Il popolo trentino nel 1946 mandò alla Costituente la sua figliola. E nel 1948 il suo antico collegio lo rielesse, con una manifestazione plebiscitaria di fedeltà, a proprio senatore. Ora lo ricordate tutti voi nella prima legislatura del Senato repubblicano, sempre assiduo ad ogni seduta, affabile, arguto, cortese; ricordate la sua abitudine - dettata da difficoltà auditive - di sedersi vicino ad ogni curatore, che ascoltava con la massima attenzione, e la sua cortese e costante manifestazione di compiacimento verso di esso - a meno che non avesse offeso con il suo intervento i suoi principi morali e religiosi - tanto che lo avevamo soprannominato il "congratulatore" ufficiale del Senato.
Durante la prima legislatura, ultra-ottantenne, si sobbarcava tutte le settimane il viaggio Trento-Roma e ritorno, con giovanile resistenza, conscio di compiere il proprio dovere sia a Roma sia nel collegio. Dopo una vita spesa al bene pubblico si ritirerà ottantacinquenne a vita privata, ricordando il tempo passato, fedele fino all'ultimo alla sua profonda concezione di cristiana democrazia.
Dal Parlamento di Vienna, alla Dieta di Innsbruck, dalla Giunta provinciale di Trento al Senato del Regno, a quello della Repubblica, Enrico Conci passa franco e sicuro, alieno da ambizioni e particolari interessi, persuaso di servire nel popolo l'idea maturata e cristianamente accettata, convinto che la buona battaglia vada sempre, in fasi, circostanze, ambienti diversi, combattuta lealmente e serenamente, nell'interesse superiore del proprio paese e del proprio popolo.
A Enrico Conci, che dalla vita ebbe dolori e preoccupazioni e qualche sorriso, ma seppe rialzare la sua vela verso idealità superiori, che rimasero e rimangono patrimonio ideale della nostra gente, va riverente il pensiero ed il rimpianto del Gruppo della Democrazia cristiana del Senato. Ai familiari tutto il nostro cordoglio.
ANGELINI. ministro senza portafoglio.

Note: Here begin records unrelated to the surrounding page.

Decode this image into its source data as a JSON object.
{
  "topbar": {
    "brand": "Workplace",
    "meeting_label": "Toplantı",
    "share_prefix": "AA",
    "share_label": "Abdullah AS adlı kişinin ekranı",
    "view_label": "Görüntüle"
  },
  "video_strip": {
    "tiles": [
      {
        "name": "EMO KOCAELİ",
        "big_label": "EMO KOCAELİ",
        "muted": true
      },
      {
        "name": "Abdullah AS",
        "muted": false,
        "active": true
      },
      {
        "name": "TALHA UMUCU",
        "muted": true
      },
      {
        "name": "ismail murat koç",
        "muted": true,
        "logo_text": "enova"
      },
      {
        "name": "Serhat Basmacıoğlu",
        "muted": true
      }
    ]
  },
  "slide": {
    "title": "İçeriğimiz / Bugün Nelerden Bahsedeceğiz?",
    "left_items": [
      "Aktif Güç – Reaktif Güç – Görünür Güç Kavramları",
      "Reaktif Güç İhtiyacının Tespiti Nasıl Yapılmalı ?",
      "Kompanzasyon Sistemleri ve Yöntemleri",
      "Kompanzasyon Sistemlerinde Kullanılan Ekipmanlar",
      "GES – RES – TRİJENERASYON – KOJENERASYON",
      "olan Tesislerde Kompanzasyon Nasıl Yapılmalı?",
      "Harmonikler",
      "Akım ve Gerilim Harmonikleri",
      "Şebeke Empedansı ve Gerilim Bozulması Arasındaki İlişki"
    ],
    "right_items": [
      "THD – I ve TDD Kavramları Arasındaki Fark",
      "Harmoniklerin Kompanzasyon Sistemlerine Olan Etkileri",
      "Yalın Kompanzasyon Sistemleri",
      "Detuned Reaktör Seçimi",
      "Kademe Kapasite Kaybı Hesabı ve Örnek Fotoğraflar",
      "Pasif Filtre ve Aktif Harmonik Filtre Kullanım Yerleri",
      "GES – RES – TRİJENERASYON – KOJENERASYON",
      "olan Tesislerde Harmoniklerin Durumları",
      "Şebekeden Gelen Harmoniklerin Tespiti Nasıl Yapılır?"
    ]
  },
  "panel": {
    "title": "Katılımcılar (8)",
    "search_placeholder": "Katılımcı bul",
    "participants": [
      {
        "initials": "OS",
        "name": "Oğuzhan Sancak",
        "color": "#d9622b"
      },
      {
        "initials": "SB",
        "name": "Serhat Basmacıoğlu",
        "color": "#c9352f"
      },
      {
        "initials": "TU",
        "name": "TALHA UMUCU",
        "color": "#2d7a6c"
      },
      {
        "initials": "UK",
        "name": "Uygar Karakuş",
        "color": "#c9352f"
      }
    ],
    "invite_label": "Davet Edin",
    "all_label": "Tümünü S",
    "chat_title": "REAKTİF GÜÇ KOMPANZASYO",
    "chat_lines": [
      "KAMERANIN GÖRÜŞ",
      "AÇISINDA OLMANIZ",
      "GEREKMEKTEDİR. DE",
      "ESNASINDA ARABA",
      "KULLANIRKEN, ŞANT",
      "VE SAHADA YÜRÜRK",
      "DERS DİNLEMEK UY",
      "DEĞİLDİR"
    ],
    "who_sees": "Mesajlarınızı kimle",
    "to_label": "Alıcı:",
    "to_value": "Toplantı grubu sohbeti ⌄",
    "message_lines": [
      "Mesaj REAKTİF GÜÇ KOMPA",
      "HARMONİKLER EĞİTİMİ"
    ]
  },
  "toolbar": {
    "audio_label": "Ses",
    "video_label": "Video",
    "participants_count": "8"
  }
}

Domando di parlare.
PRESIDENTE. Ne ha facoltà.
ANGELINI. ministro senza portafoglio. A nome del Governo mi associo al profondo compianto manifestato in memoria dell'onorevole Enrico Conci che nella sua attività politica, come ha bene rilevato il collega senatore Benedetti, seppe imporsi per le sue doti di onestà e di attaccamento alla idea democratica.
Noi lo abbiamo tutti conosciuto. Egli fu uomo veramente di indiscussa fede nella libertà. Conobbe l'esilio e le sofferenze pur di non venir meno ai sentimenti di fermissima italianità.
Alla sua memoria, alla memoria di quest'uomo illustre, di questo trentino autentico, sensibile alle sofferenze, alle ansie ed agli interessi della sua gente e della nostra Italia, rivolgo un commosso deferente omaggio.
PRESIDENTE. Onorevoli colleghi, sono sicuro di interpretare il sentimento di tutto il Senato rivolgendo un caro saluto alla memoria del senatore Conci di cui ricordiamo la figura patriarcale che illustrava questa Assemblea, nonché quella cortesia e quella garbatezza che sono caratteristiche della sua nobile terra.
Alla sua famiglia vadano i sensi del più sentito cordoglio del Senato.

Senato della Repubblica, Atti parlamentari. Resoconti stenografici, 10 maggio 1960.